If an AI is writing code for anything that matters, treat it like your most junior dev on their first week, helpful, fast, and absolutely not to be trusted without review. Don’t let it merge to main without a human. Don’t let it deploy without a human. Don’t give it broad credentials “just for convenience.” Scope tokens to repositories, not orgs. Scope access to read-only by default. Make dangerous operations require confirmation. Log every tool call. Build sandboxes. Build staged rollouts. Assume your retrieval sources can be poisoned and your agent can be socially engineered, because it can.
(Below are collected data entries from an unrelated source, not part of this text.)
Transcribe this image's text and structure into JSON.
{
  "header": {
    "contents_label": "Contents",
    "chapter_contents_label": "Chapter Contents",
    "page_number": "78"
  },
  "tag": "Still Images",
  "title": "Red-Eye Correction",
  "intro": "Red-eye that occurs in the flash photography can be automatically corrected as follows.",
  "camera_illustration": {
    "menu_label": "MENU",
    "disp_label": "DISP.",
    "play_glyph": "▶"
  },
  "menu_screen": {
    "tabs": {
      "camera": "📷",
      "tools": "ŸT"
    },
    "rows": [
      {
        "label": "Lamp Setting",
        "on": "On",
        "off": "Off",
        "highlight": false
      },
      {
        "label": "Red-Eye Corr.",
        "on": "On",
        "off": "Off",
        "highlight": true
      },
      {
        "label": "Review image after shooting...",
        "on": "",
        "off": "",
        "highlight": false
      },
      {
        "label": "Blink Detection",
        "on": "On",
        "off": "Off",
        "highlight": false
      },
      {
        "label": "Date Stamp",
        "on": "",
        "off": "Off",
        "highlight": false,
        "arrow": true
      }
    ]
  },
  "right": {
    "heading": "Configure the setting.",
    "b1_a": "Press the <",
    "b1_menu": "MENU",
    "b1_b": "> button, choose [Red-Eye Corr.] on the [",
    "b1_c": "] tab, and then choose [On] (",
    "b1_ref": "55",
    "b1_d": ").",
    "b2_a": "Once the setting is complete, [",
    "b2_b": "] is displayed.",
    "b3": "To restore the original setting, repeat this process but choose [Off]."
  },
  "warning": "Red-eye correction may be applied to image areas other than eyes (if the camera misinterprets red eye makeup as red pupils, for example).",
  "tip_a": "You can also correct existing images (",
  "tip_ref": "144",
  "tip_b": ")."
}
As we use AI assisted coding over time, my fear is that we grow to trust it more, and more and start relaxing our discipline. Code reviews become glances, the plan that was generated that we used to go over with a fine toothed comb becomes a chore to audit and correct small flaws. The long discussions we had with the Agent to build the code become shorter and we assume that it knows what we want. This is where the subtle errors will slip in, and this is what we must guard against. With great power comes great responsibility, and my fear is as we become more comfortable and more trusting of our AI assistants we will grow less vigilant.
The deeper fixes are harder, and they live closer to the model than most people want to think about. Multi-stream architectures, stronger instruction hierarchy training, tool-gating that’s more than a prompt; these are all directions people are exploring, but none of them give you the thing everyone quietly wants: a guarantee. We may get better. But “better” isn’t the same as “safe enough to hand over your inbox and your deploy keys and stop looking.”
The hatch
Somewhere in this mess is the reason my old novel still had that backdoor. It wasn’t that I believed in secret genius saviors. It was that I didn’t trust any system that removed humans completely, especially one captured by elites. The hatch was a story device, sure, but it was also an admission: when we centralize power and automate accountability away, we need a human-shaped mechanism to regain control.
The modern version of that hatch might be boring: code review checklists, permissions, gating, and the uncomfortable insistence that somebody has to read what gets shipped.
We’re at an inflection point. We’re going to see disasters—maybe not cinematic, maybe not world-ending, but the kind that show up as leaked keys, poisoned dependencies, and systems doing exactly what an attacker asked them to do through an untrusted channel. And we’re also going to see incredible leverage, because AI-assisted coding really can make teams faster and more creative.
The choice isn’t “accept the dystopia” or “throw out AI.” The choice is whether we treat AI-assisted development as an engineering project—with threat models, controls, and humans staying responsible—or whether we chase the dopamine of automation until accountability quietly evaporates.
Agents all the way down is a fun phrase. In production, it’s a warning label.